18 En jullie mogen geen geld aan jullie Heer God geven dat jullie hebben verdiend met hoererij. Ook mogen jullie met zulk geld geen belofte afbetalen die jullie aan de Heer hebben gedaan. Want jullie Heer God vindt het walgelijk als jullie zulke dingen doen.
19 Vraag geen rente als jullie geld of voedsel of iets anders aan een Israëliet uitlenen.
20 Van buitenlanders mogen jullie rente vragen, maar niet van je volksgenoten. Dan zal de Heer God goed voor jullie zijn bij alles wat jullie doen in het land dat jullie gaan veroveren.
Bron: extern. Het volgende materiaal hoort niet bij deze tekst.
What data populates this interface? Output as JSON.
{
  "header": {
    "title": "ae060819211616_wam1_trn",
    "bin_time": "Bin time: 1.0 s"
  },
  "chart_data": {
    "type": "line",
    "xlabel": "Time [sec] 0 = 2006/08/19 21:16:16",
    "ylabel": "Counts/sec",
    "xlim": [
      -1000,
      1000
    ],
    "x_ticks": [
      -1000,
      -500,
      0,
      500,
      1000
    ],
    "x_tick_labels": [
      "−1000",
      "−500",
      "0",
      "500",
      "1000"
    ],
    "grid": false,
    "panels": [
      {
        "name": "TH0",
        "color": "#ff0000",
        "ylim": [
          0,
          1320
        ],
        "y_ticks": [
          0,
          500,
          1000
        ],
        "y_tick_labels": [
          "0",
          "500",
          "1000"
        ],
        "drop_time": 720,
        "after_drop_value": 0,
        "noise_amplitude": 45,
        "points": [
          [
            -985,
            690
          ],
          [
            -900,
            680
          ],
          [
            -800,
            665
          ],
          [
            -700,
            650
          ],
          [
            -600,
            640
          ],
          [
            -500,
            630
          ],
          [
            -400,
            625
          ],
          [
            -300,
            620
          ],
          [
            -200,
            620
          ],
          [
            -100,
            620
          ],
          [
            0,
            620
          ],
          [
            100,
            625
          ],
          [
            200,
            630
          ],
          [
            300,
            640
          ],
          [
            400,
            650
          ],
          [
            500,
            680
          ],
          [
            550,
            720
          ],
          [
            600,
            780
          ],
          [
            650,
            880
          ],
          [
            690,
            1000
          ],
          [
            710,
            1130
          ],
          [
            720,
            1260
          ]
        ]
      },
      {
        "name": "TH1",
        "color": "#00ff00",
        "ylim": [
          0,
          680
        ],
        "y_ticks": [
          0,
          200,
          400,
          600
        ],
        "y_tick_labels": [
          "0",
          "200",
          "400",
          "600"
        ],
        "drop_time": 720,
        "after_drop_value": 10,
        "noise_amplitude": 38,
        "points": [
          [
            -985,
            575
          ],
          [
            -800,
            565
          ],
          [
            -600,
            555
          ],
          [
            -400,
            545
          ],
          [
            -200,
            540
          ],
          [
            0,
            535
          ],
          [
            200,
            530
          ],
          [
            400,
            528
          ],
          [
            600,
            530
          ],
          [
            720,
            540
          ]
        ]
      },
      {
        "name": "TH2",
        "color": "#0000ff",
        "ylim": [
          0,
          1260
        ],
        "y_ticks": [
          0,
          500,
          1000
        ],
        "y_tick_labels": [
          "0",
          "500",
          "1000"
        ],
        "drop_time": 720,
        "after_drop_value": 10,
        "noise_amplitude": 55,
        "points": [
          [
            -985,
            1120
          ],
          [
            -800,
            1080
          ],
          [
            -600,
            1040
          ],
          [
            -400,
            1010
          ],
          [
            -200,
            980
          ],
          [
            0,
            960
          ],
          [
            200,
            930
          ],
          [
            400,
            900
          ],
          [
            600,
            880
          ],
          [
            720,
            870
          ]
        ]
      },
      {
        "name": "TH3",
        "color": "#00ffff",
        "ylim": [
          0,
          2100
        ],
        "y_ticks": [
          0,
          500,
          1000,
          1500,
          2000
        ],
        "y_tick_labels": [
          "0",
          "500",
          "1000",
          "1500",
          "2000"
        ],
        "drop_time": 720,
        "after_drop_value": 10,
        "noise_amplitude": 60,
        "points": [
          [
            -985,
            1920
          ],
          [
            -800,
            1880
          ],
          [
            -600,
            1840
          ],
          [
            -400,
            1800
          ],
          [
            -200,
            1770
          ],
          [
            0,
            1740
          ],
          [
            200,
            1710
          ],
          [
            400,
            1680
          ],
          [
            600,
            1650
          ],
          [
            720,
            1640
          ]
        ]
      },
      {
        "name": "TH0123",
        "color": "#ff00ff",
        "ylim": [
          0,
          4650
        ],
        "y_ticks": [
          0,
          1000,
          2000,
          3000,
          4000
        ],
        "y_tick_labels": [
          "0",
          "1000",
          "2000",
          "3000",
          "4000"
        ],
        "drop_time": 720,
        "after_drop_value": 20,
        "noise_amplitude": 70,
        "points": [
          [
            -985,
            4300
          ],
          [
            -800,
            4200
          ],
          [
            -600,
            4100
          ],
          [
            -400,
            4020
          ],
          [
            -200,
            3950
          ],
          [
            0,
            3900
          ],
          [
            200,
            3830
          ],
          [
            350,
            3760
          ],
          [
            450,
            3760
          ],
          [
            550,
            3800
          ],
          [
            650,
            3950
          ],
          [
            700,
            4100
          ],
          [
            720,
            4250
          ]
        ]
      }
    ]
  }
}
21 Als je de Heer God iets belooft, stel dan niet uit om te doen wat je hebt beloofd. Want de Heer God wil dat je doet wat je hebt beloofd. Als je dat niet doet, ben je schuldig.
22 Maar als je geen belofte doet, kun je hierin ook niets verkeerd doen.
23 Je moet alles doen wat je aan God hebt beloofd. Je was immers niet verplicht om iets te beloven. Je wilde het zelf.
24 Als je in iemands wijngaard loopt, mag je van zijn druiven eten als je honger hebt. Je mag zoveel eten als je wil. Maar je mag geen druiven ergens in meenemen.